Continental GT

Make
Bentley
Segment
Coupe

Bentley Motors Limited isn't one for making sacrifices in design and engineering. In Bentley parlance, "entry-level" means a nearly $200,000 MSRP, so naturally, the brand's clientele has higher expectations than the average motorist. That's why Bentley has so far shied away from producing any pure-electric models, which come with a host of compromises from slow refueling times to limited driving range, to designs that suffer for their having to accommodate bulky lithium-ion batteries.

To that last point, new emerging battery technology could pose a solution, and according to Bentley CEO Adrian Hallmark, the luxury brand is very much interested. The marque isn't "guaranteed to go solid state," Hallmark recently told Automotive News Europe, "but that is already on the radar within that mid-2020s period."

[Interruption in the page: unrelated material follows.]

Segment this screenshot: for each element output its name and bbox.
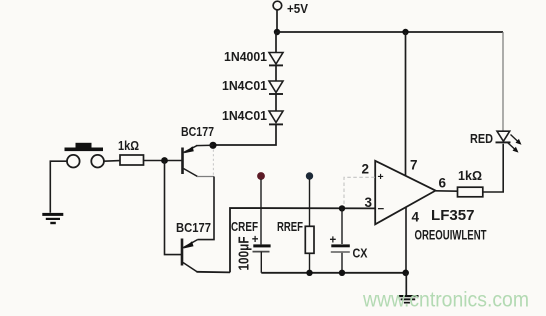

The British luxury brand's first pure-electric vehicle is slated to arrive in 2025, by which point its parent company, Volkswagen, will have launched a number of new EVs under the new "ID." sub-brand. The Bentley EXP 100 GT - an electric concept car unveiled as the marque celebrated its 100th birthday - is so far our only indication of what Bentley's first EV might look like.

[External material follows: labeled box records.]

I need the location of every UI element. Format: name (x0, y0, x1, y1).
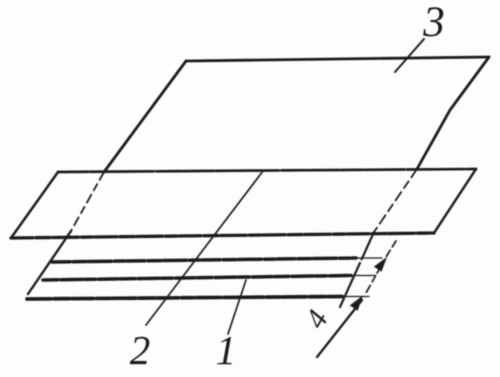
svg-text:4: 4 (299, 305, 335, 334)
leader line for 3 (395, 39, 424, 72)
label 1 (216, 327, 237, 373)
label 2 (130, 327, 151, 373)
leader line for 1 (228, 280, 246, 334)
sheet 3 top edge (186, 57, 489, 61)
sheet 3 left edge (104, 61, 186, 172)
L1 thin extension (356, 257, 382, 259)
sheet 3 right edge (417, 57, 489, 169)
dimension line 4 (385, 241, 396, 259)
svg-text:1: 1 (216, 327, 237, 373)
sheet 2 bottom edge (11, 233, 434, 238)
dimension arrow upper (375, 258, 386, 271)
stack left closure (28, 231, 71, 294)
stack layer line L1 (52, 258, 356, 262)
stack layer line L2 (43, 276, 351, 281)
sheet 2 right edge (434, 169, 476, 233)
svg-text:3: 3 (422, 0, 445, 46)
left dash-dot axis (71, 172, 104, 231)
sheet 2 left edge (11, 172, 58, 238)
right closure (solid part of axis) (340, 232, 374, 307)
leader line for 2 (146, 171, 263, 325)
label 3 (422, 0, 445, 46)
right dash-dot axis upper (374, 169, 417, 232)
L3 thin extension (342, 296, 369, 298)
stack layer line L3 (27, 297, 342, 300)
sheet 2 top edge (long line, also bottom of sheet 3) (58, 169, 476, 172)
dimension arrow lower (351, 297, 362, 310)
svg-text:2: 2 (130, 327, 151, 373)
L2 thin extension (351, 275, 376, 277)
label 4 (rotated) (299, 305, 335, 334)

One of Bentley's concerns with regard to battery-electric vehicles as they exist today is the car's height, Hallmark says. "I think electric cars will be slightly higher because of where the batteries are now," he told Automotive News. "However, with new battery technologies, it will be possible to make cars that are lower," thanks to a higher volumetric power density.

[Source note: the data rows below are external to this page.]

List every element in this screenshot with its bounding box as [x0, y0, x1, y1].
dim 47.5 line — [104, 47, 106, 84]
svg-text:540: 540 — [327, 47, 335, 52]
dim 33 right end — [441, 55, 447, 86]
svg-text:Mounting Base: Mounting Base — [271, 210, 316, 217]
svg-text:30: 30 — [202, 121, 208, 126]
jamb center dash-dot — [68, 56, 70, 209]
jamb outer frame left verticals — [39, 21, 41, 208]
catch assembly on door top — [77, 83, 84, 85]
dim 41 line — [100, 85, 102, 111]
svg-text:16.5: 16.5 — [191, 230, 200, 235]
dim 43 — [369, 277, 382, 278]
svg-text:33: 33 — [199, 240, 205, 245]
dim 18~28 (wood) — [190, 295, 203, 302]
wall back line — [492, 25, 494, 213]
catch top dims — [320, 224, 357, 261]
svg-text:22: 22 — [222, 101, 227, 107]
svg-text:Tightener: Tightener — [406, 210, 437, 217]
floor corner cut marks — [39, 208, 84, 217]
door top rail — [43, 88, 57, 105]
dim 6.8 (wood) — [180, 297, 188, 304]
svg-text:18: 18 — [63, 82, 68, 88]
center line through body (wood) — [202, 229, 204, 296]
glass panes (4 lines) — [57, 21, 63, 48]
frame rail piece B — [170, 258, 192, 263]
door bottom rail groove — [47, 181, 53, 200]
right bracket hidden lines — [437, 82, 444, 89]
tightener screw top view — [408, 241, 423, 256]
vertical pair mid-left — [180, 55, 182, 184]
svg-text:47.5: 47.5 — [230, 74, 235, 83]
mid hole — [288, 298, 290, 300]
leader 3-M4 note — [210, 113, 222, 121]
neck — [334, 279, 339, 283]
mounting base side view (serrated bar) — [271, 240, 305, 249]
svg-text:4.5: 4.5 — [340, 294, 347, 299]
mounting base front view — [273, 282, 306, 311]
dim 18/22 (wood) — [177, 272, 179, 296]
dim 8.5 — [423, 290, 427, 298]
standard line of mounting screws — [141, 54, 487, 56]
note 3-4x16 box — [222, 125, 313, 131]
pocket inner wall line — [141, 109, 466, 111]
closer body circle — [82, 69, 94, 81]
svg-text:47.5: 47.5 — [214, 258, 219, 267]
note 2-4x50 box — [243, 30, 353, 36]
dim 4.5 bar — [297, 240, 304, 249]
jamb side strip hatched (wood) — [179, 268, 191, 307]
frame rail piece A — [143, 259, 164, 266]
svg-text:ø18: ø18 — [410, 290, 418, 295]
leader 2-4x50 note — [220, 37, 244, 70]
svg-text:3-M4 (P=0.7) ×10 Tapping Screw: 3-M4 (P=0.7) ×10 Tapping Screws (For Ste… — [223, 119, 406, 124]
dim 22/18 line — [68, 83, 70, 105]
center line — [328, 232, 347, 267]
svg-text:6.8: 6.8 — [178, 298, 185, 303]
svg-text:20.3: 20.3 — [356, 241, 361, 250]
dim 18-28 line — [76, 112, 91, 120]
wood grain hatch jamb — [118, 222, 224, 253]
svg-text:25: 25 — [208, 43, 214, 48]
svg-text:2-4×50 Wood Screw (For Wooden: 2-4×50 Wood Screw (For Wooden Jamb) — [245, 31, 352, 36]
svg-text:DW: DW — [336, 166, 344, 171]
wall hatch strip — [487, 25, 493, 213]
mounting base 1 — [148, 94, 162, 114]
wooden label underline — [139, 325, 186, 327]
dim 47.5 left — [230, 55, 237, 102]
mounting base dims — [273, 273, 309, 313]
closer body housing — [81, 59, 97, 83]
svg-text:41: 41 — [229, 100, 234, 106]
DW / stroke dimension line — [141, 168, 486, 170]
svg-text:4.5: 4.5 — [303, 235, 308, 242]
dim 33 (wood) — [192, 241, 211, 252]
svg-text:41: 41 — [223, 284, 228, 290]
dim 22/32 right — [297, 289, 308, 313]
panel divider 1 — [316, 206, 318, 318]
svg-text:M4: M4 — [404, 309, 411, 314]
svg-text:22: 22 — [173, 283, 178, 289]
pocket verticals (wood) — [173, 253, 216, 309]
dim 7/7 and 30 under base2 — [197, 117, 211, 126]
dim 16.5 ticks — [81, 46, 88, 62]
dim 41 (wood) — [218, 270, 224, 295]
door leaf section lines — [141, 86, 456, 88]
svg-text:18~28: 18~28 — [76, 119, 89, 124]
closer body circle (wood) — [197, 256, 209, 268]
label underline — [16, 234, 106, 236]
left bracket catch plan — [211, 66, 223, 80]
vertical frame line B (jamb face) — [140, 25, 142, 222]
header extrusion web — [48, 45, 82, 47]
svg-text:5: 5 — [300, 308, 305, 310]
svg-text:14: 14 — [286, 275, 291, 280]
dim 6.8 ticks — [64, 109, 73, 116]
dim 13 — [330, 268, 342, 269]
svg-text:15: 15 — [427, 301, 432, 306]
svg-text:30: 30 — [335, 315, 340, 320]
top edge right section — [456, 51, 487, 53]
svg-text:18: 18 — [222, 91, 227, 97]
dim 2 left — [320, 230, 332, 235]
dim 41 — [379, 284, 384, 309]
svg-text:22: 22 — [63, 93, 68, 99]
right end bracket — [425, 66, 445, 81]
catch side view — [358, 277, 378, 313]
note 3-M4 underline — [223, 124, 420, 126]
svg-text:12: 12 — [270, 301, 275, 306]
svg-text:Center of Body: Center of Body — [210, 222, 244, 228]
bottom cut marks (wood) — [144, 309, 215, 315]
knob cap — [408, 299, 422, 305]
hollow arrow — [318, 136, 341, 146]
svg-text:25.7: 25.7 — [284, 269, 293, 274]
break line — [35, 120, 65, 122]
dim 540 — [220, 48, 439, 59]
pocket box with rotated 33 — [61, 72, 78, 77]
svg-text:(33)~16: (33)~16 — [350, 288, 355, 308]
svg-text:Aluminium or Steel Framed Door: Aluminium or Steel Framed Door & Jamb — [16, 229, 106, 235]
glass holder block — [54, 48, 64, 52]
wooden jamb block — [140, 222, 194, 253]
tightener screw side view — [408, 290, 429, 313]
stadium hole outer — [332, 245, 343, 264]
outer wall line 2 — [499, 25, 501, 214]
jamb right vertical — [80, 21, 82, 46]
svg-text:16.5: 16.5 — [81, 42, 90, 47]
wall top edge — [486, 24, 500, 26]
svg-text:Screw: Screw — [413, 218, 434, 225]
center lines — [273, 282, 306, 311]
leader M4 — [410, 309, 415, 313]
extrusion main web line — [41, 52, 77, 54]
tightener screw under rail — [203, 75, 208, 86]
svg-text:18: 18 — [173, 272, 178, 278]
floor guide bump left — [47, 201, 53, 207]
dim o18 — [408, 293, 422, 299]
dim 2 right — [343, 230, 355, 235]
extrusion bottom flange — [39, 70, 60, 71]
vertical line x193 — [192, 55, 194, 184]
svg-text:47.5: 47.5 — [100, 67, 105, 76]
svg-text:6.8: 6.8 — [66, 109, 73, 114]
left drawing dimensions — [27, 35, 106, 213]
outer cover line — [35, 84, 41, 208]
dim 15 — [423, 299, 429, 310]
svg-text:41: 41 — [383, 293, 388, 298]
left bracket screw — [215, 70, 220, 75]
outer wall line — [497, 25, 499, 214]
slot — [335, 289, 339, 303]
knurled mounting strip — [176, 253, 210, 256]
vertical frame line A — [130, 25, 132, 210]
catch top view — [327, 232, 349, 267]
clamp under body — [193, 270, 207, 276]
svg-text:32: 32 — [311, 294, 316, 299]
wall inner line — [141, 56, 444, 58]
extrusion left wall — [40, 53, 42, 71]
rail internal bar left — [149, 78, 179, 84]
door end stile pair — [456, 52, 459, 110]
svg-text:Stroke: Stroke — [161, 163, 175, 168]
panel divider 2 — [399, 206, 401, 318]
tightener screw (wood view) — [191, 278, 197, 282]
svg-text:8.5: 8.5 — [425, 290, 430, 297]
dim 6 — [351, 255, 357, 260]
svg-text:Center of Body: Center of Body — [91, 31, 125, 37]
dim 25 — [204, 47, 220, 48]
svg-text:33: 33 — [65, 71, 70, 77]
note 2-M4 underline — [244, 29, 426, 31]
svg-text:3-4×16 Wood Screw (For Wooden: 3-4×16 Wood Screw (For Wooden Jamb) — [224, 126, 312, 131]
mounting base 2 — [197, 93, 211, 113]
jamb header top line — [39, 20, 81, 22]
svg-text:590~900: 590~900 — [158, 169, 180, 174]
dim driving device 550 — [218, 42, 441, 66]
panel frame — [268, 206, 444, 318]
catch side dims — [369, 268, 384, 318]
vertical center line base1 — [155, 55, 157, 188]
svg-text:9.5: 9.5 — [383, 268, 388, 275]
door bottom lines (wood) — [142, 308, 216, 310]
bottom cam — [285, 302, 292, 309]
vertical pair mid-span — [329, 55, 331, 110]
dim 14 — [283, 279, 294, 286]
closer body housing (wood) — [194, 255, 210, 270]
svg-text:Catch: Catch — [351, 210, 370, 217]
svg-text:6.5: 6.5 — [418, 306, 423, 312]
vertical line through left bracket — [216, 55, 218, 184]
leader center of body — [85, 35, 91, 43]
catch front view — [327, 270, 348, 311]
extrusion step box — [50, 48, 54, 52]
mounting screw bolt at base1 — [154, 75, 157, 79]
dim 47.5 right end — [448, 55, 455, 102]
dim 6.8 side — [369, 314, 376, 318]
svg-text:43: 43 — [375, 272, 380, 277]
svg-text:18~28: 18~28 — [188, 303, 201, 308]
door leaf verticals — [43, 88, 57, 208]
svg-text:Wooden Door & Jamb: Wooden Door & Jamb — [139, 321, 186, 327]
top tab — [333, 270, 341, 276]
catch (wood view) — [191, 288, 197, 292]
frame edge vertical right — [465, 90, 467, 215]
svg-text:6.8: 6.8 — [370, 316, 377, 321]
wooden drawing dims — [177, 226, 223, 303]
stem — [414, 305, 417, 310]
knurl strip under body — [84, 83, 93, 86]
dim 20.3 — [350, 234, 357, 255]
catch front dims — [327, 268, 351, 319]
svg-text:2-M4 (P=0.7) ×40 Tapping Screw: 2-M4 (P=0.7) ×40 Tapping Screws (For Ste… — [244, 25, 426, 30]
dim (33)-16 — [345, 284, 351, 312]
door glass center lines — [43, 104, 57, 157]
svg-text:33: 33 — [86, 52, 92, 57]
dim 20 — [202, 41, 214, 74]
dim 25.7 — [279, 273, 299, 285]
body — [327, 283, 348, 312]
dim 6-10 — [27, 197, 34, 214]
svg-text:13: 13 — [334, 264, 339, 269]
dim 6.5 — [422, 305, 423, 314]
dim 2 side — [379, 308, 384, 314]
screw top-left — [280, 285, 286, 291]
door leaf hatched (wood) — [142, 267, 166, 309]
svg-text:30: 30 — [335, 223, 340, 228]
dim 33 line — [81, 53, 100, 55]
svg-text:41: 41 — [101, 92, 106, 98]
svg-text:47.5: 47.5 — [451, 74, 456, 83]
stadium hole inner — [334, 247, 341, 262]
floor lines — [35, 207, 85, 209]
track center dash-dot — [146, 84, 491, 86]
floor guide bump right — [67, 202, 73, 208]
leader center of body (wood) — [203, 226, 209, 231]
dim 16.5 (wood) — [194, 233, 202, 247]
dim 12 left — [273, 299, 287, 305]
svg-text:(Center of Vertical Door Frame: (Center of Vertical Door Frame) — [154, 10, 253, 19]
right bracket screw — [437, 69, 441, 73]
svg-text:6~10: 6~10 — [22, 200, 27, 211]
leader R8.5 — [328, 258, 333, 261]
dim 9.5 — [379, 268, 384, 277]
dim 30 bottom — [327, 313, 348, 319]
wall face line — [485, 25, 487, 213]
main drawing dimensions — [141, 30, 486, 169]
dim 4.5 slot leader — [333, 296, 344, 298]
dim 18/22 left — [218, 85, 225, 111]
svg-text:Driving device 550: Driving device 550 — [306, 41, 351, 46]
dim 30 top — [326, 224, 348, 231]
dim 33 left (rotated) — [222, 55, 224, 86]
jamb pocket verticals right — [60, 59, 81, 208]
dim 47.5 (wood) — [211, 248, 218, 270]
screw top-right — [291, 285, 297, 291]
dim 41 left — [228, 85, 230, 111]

Any EV that Bentley builds will have a "Bentley-sized [interior made] to Bentley's standards," Hallmark says. "You don't need as much overhang [on an EV], but that also doesn't mean we want to build a small car. We just don't want to waste space on the outside either. We see the battery-electric vehicle architecture as being a liberator of that potential."

Of course, solid-state battery technology is much newer than lithium-ion chemistry, and it will be several years before the first solid-state batteries start reaching volume production automobiles. To help accelerate their development, Bentley's parent Volkswagen in 2018 invested $100 million into solid-state battery startup QuantumScape. The company is aiming to have a solid-state battery production line operational by 2025.

Bentley Motor Limited is already planning to electrify its entire lineup by 2023, from the two-door Continental GT to the yacht-sized Mulsanne, and in 2018, Hallmark revealed that the next-generation Continental GT would offer a battery-electric powertrain.